Постепенно мы перешли в наших беседах к более существенным вопросам. Я начал рассказывать о бедах, с которыми ко мне приходили одиноки, о трудностях, с которыми встретились задуманные мною перемены, и о свободах, которые я дал этому народу. Я спрашивал о бродячих стаях чудовищных созданий, которые, как я знал, были разумны и угрожали отдаленным оплотам; о том, что делать с одиноками, боящимися покинуть свои башни, чтобы влиться в жизнь пробуждающегося города. Я стал думать об Истоке как о подруге, говорившей со мной так, как могла бы старшая сестра. Она никогда не указывала мне, что именно делать, но направляла мои мысли, задавая вопросы и помогая оживить в памяти все, что я когда-либо узнавал: по книгам, из наблюдений за родителями — настоящими и теми, кто вырастил меня, даже в то время, что я провел с лордами, хотя ни я, ни Исток не упоминали их по имени. Я не хотел марать красоту этой пещеры своим уродливым прошлым.
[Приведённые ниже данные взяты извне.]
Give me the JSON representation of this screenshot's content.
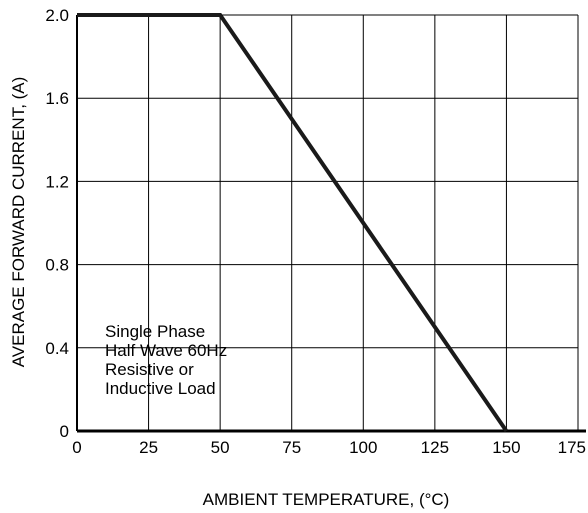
{
  "chart_data": {
    "type": "line",
    "title": "",
    "xlabel": "AMBIENT TEMPERATURE, (°C)",
    "ylabel": "AVERAGE FORWARD CURRENT, (A)",
    "xlim": [
      0,
      175
    ],
    "ylim": [
      0,
      2.0
    ],
    "x_ticks": [
      0,
      25,
      50,
      75,
      100,
      125,
      150,
      175
    ],
    "y_ticks": [
      0,
      0.4,
      0.8,
      1.2,
      1.6,
      2.0
    ],
    "x_tick_labels": [
      "0",
      "25",
      "50",
      "75",
      "100",
      "125",
      "150",
      "175"
    ],
    "y_tick_labels": [
      "0",
      "0.4",
      "0.8",
      "1.2",
      "1.6",
      "2.0"
    ],
    "grid": true,
    "series": [
      {
        "x": [
          0,
          50,
          150
        ],
        "y": [
          2.0,
          2.0,
          0
        ]
      }
    ],
    "annotation_lines": [
      "Single Phase",
      "Half Wave 60Hz",
      "Resistive or",
      "Inductive Load"
    ],
    "line_color": "#1a1a1a",
    "grid_color": "#000000"
  }
}
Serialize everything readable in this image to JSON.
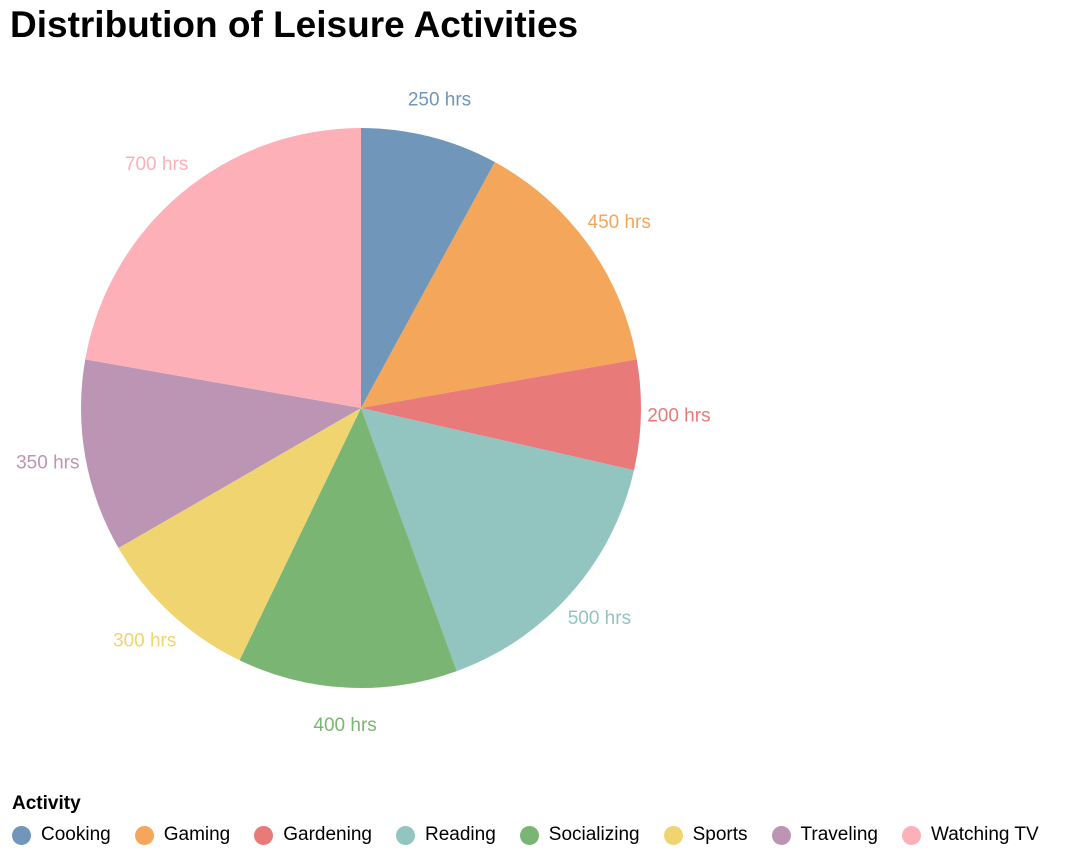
{
  "chart_data": {
    "type": "pie",
    "title": "Distribution of Leisure Activities",
    "legend_title": "Activity",
    "legend_position": "bottom",
    "value_suffix": " hrs",
    "slices": [
      {
        "label": "Cooking",
        "value": 250,
        "color": "#7096b9"
      },
      {
        "label": "Gaming",
        "value": 450,
        "color": "#f4a65a"
      },
      {
        "label": "Gardening",
        "value": 200,
        "color": "#e87a7a"
      },
      {
        "label": "Reading",
        "value": 500,
        "color": "#92c4c0"
      },
      {
        "label": "Socializing",
        "value": 400,
        "color": "#7bb573"
      },
      {
        "label": "Sports",
        "value": 300,
        "color": "#f0d470"
      },
      {
        "label": "Traveling",
        "value": 350,
        "color": "#bd95b4"
      },
      {
        "label": "Watching TV",
        "value": 700,
        "color": "#fdb0b8"
      }
    ]
  }
}
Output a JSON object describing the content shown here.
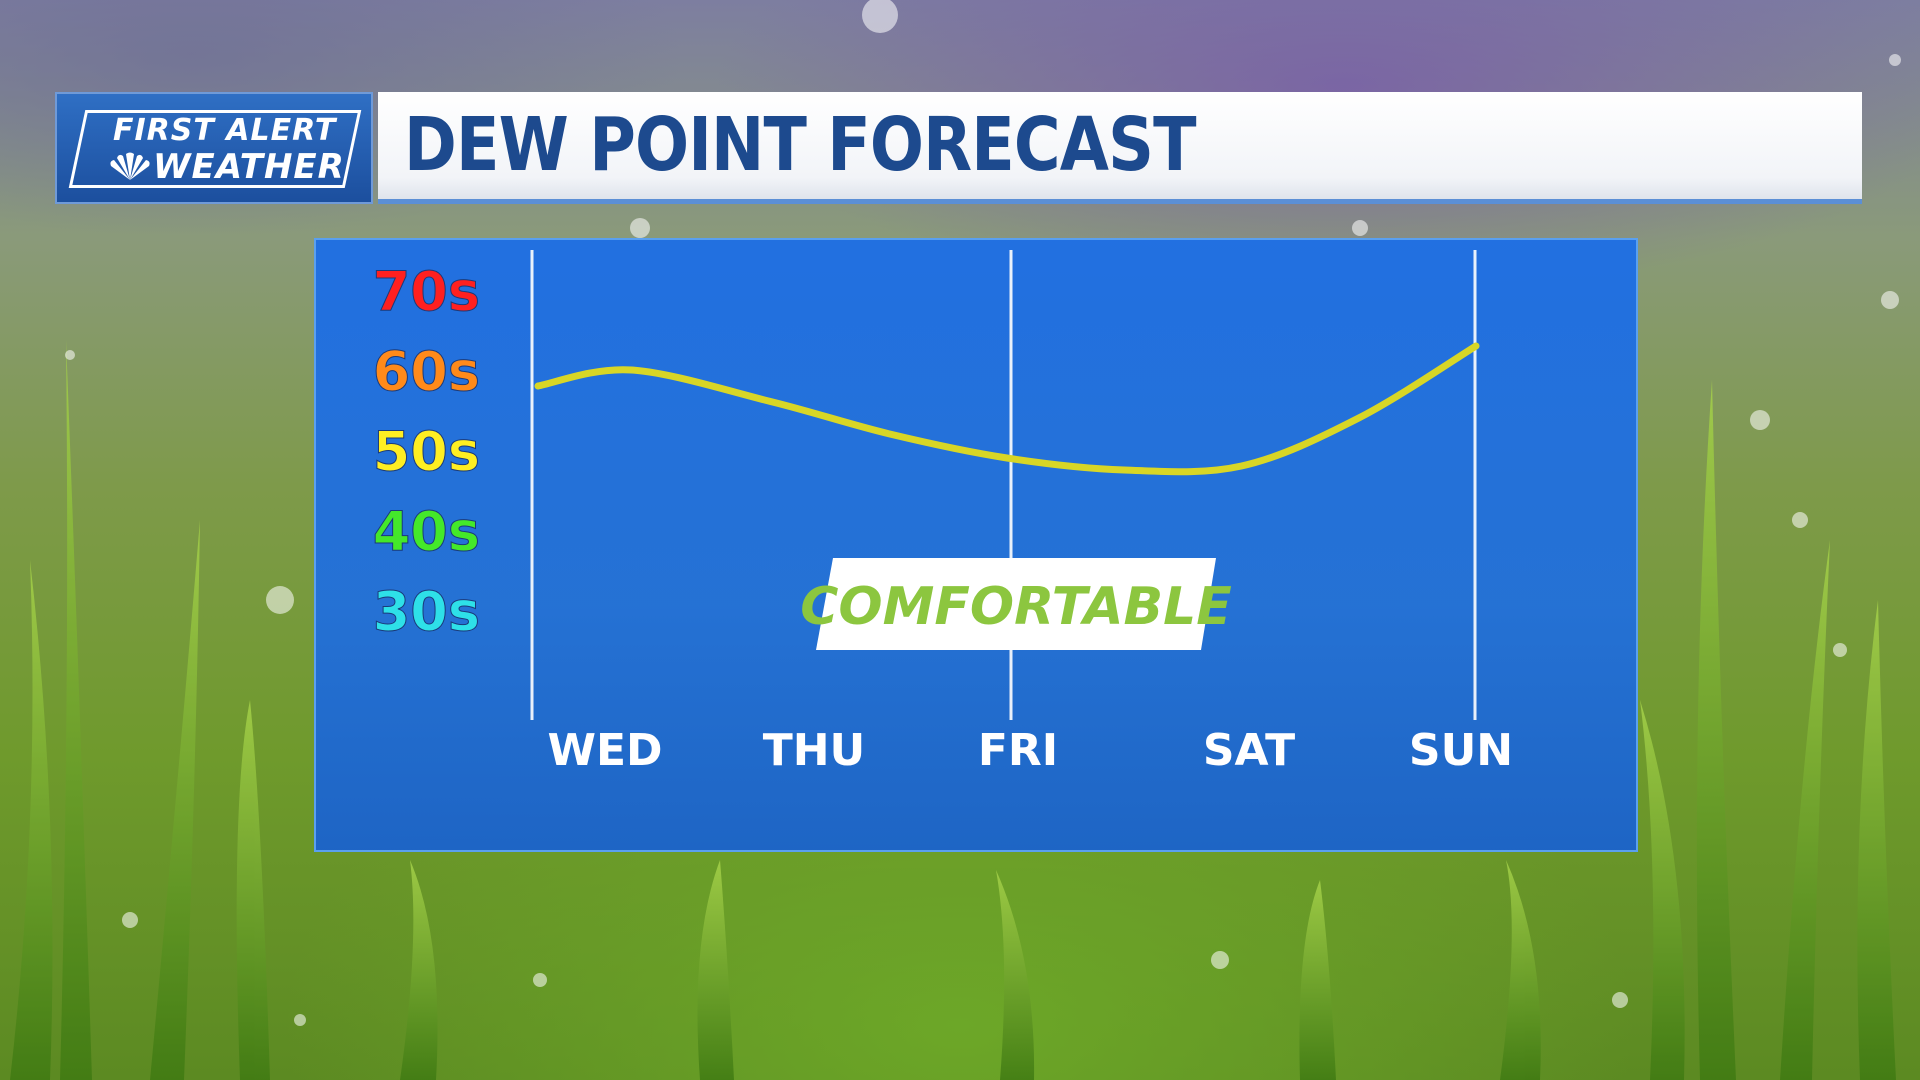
{
  "header": {
    "logo_line1": "FIRST ALERT",
    "logo_line2": "WEATHER",
    "title": "DEW POINT FORECAST"
  },
  "colors": {
    "header_blue": "#1d4a8e",
    "panel_blue": "#1c6ee6",
    "curve": "#d8d626",
    "label_70s": "#ff2020",
    "label_60s": "#ff8a1a",
    "label_50s": "#ffee22",
    "label_40s": "#44e82a",
    "label_30s": "#2ee0e8",
    "comfortable_text": "#8cc63f"
  },
  "chart_data": {
    "type": "line",
    "title": "DEW POINT FORECAST",
    "y_tick_labels": [
      "70s",
      "60s",
      "50s",
      "40s",
      "30s"
    ],
    "ylim": [
      30,
      80
    ],
    "categories": [
      "WED",
      "THU",
      "FRI",
      "SAT",
      "SUN"
    ],
    "divider_days": [
      "WED",
      "FRI",
      "SUN"
    ],
    "series": [
      {
        "x": [
          0,
          0.4,
          1.0,
          1.5,
          2.0,
          2.5,
          3.0,
          3.5,
          4.0
        ],
        "values": [
          63,
          65,
          61,
          57,
          54,
          52.5,
          53,
          59,
          68
        ]
      }
    ],
    "annotation": "COMFORTABLE",
    "grid": false,
    "legend": "none"
  }
}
— Ответ уже есть, — говорила она, когда я кипел в разочаровании над каким-то нерешенным вопросом. — Ты просто должен увидеть его.

И почти всегда так и оказывалось.

Я вспомнил, что говорил Исток в нашу первую встречу — о том, как камню снится земля, частью которой он является, и как дождь находит дорогу в море, являющееся его сутью, — и начал верить в собственную глубинную связь с Предельем. Огненные бури, ранящие нас обоих, вода, исцеляющая меня, Исток, знакомый с моим разумом, мои отношения с этой странной землей и ее обитателями… форма Голубой башни, отвечающая моим вкусам, о которых я даже не подозревал… мое головокружение у беспокойного Края — все, что я пережил, только подтверждало ее.